Aan de Voorzitter van de Tweede Kamer der Staten-Generaal
Den Haag, 22 november 2011
In het antwoord op de Kamervragen over Ontwerpbegroting 2012 van 8 november 2011 is gebleken dat het antwoord op vraag 226 niet compleet was. In antwoord op vraag 226 waren alleen de onderwijssectoren PO, VO en BVE opgenomen en ontbraken de sectoren Hoger beroepsonderwijs, Wetenschappelijk onderwijs en Studiefinancieringsbeleid.
Hierbij treft u het complete antwoord aan.
226
Kunt u inzichtelijk maken welke bedragen per onderwijssector worden gerekend tot uitgaven in het kader van internationaal beleid (tabel 8.3)?
De uitgaven van de onderwijssectoren zijn als volgt toe te rekenen in het kader van internationaal beleid:
Primair onderwijs artikel 1
Bedrag: € 20,2 miljoen, bestaande uit:
1. Stichting Nederlands Onderwijs in het buitenland;
2. Internationaal georiënteerd primair onderwijs;
3. OECD activiteiten;
4. Europees Platform.
Voortgezet onderwijs artikel 3
Bedrag: € 4,3 miljoen, bestaande uit:
1. Internationaal georiënteerd voortgezet onderwijs;
2. Pilots internationaal baccalauriaat;
3. Onderwijs Nederlands binnen het eigen taalgebied (Nederlandse Taalunie);
4. OECD PISA-project beheersing van taal, wiskunde en science;
5. Het vreemde talen instituut te Graz van de Raad van Europa.

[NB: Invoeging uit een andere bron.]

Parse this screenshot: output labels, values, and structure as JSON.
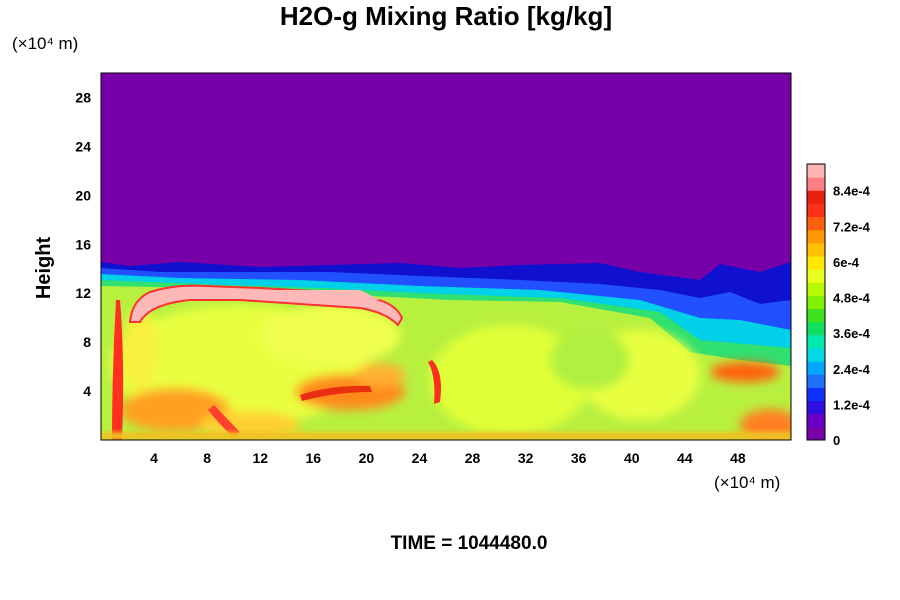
{
  "chart_data": {
    "type": "heatmap",
    "title": "H2O-g Mixing Ratio [kg/kg]",
    "xlabel": "",
    "ylabel": "Height",
    "x_unit_label": "(×10⁴ m)",
    "y_unit_label": "(×10⁴ m)",
    "xlim": [
      0,
      52
    ],
    "ylim": [
      0,
      30
    ],
    "x_ticks": [
      "4",
      "8",
      "12",
      "16",
      "20",
      "24",
      "28",
      "32",
      "36",
      "40",
      "44",
      "48"
    ],
    "y_ticks": [
      "4",
      "8",
      "12",
      "16",
      "20",
      "24",
      "28"
    ],
    "colorbar": {
      "min": 0,
      "max": 0.00093,
      "tick_labels": [
        "0",
        "1.2e-4",
        "2.4e-4",
        "3.6e-4",
        "4.8e-4",
        "6e-4",
        "7.2e-4",
        "8.4e-4"
      ],
      "tick_values": [
        0,
        0.00012,
        0.00024,
        0.00036,
        0.00048,
        0.0006,
        0.00072,
        0.00084
      ]
    },
    "colors": {
      "dry_top": "#7800a8",
      "saturated": "#ffb4b4",
      "ambient": "#d8ff40"
    },
    "time_label": "TIME = 1044480.0"
  }
}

Beroepsonderwijs en volwasseneneducatie artikel 4
Bedrag: € 0,9 miljoen, bestaande uit:
1. Europass;
2. Samenwerkingsprojecten Nationaal Europass Centrum (NEC);
3. Coördinatie European Centre for the Development of Vocational Training (CEDEFOP);
4. The Netherlands Qualifications Framework;
5. Bilaterale uitwisseling Nederland-Duitsland (BAND);
6. Onderwijs Nederlands binnen het eigen taalgebied (Nederlandse Taalunie);
7. Netherlands Institute for Higher Education (NIHA);
8. OECD Programme for the international Assessment of Adult Competencies (PIAAC).

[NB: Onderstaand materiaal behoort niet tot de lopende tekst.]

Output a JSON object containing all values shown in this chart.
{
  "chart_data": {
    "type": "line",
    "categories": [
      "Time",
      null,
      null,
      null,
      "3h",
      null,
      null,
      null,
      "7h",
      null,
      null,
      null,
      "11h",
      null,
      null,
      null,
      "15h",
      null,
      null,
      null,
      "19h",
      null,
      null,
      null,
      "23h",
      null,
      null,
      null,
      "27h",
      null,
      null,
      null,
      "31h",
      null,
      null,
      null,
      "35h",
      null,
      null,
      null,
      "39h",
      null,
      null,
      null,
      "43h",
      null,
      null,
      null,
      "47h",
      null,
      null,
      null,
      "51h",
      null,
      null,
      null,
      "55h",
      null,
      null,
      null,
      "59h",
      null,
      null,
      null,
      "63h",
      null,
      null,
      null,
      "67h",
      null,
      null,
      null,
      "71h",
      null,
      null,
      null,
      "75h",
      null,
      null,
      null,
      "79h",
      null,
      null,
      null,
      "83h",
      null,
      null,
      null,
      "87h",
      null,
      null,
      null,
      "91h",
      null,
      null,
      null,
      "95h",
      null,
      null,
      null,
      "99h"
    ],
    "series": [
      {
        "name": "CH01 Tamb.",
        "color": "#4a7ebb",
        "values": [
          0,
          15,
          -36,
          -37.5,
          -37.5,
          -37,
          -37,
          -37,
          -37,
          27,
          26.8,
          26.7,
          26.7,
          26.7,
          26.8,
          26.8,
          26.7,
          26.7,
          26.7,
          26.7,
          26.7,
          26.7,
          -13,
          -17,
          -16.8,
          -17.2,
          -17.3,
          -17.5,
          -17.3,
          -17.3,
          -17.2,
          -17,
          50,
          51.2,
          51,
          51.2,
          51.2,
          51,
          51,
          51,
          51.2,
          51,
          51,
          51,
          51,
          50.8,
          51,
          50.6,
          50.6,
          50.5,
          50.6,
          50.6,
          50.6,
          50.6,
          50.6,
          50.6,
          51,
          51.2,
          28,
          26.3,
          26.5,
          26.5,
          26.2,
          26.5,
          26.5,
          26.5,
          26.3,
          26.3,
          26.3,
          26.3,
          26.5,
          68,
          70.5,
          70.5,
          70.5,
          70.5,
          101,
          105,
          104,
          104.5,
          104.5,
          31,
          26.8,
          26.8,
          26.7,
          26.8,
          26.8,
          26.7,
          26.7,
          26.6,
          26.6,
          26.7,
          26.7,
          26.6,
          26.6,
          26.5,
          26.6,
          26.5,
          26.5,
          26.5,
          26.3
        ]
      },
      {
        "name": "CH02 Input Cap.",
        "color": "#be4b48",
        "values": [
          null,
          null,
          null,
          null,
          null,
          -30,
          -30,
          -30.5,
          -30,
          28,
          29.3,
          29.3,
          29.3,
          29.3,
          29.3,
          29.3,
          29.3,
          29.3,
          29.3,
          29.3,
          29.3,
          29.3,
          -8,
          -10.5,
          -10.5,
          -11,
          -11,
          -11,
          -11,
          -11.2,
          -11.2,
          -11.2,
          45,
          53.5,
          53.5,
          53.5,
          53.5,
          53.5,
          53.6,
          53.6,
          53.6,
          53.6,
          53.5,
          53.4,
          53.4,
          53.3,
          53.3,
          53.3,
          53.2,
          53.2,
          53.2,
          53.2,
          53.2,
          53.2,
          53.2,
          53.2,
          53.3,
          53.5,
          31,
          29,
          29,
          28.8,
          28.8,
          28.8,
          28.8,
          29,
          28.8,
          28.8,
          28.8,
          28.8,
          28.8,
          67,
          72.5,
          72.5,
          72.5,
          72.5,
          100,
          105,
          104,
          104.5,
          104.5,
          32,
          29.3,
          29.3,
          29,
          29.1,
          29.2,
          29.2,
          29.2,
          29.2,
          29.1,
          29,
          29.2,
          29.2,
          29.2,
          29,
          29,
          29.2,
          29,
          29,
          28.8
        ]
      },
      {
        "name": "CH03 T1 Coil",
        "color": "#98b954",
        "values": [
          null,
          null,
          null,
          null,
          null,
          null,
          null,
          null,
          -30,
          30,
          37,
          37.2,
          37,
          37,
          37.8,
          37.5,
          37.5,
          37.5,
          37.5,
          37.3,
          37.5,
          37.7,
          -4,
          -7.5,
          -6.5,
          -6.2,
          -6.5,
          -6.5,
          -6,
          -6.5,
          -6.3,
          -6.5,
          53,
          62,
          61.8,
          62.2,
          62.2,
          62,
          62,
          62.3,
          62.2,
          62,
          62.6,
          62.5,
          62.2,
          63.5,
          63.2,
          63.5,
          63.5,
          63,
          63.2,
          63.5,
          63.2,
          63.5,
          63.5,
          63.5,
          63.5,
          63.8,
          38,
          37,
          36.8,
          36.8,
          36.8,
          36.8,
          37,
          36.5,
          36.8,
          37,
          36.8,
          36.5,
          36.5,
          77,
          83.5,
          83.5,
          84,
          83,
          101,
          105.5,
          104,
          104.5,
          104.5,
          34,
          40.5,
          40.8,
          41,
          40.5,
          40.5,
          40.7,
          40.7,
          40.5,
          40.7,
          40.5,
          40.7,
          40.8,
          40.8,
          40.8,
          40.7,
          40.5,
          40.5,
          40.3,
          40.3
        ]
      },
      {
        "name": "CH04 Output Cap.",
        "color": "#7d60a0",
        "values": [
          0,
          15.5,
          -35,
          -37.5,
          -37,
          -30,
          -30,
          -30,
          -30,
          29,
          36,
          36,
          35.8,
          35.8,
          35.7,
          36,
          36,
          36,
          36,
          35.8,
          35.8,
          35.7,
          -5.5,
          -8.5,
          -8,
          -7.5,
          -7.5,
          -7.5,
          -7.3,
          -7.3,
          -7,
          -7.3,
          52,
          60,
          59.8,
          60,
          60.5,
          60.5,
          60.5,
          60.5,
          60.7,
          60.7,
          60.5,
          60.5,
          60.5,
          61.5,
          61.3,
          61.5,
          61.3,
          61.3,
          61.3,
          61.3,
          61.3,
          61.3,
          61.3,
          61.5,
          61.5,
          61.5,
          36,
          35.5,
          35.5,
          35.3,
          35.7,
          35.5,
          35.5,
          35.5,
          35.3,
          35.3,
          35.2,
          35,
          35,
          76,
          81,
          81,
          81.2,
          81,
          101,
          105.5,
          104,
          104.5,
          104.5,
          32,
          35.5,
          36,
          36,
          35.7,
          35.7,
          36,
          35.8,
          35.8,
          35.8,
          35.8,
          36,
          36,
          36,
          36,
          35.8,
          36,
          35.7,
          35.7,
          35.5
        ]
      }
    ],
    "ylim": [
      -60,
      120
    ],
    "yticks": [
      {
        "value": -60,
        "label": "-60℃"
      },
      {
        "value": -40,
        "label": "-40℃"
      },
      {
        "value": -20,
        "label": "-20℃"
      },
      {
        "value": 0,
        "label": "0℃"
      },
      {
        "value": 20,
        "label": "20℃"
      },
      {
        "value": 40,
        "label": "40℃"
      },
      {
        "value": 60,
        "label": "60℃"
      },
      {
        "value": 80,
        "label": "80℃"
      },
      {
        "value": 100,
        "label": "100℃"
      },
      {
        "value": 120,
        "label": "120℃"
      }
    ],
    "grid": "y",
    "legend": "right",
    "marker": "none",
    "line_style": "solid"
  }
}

Hoger beroepsonderwijs artikel 6
Bedrag: € 3,5 miljoen, bestaande uit:
1. In de rijksbijdrage van hogescholen opgenomen middelen waarmee de instellingen een mogelijkheid hebben om zelf werk te maken van hun internationaliseringsbeleid.
Wetenschappelijk onderwijs artikel 7
Bedrag: € 87,4 miljoen, bestaande uit:
1. In de rijksbijdrage van hogescholen opgenomen middelen waarmee de instellingen een mogelijkheid hebben om zelf werk te maken van hun internationaliseringsbeleid;
2. In de subsidie van Nuffic opgenomen middelen voor de afbouw van de Subsidieregelingen Huygens Scholarship Programme (HSP) en Libertas Noodfonds;
3. In de subsidie van Nuffic opgenomen middelen voor de Netherlands Education Support Offices (Neso’s);
4. Instellingen van internationaal onderwijs en onderzoek (Universiteit Leiden: Stichting Afrika Studiecentrum, Erasmus Universiteit Rotterdam: Institute of Social Studies en Institute for Housing and Urban Development Studies, Technische Universiteit Delft: International Institute for Infrastructural, Hydraulic and Environmental Engineering, Universiteit Twente: Internationaal Instituut voor Lucht- en Ruimtekaartering en Aardkunde, Open Universiteit Nederland: Stichting Maastricht School of Management, United Nations University, Stichting Nederlandse Organisatie voor Internationale Samenwerking in het Hoger Onderwijs – Nuffic);
5. Europees Universitair Instituut te Florence;
6. Nederlandse Instituten in het Buitenland (Turkije, Syrië en Marokko);
7. Diverse kleinere bijdragen en beurzenprogramma’s.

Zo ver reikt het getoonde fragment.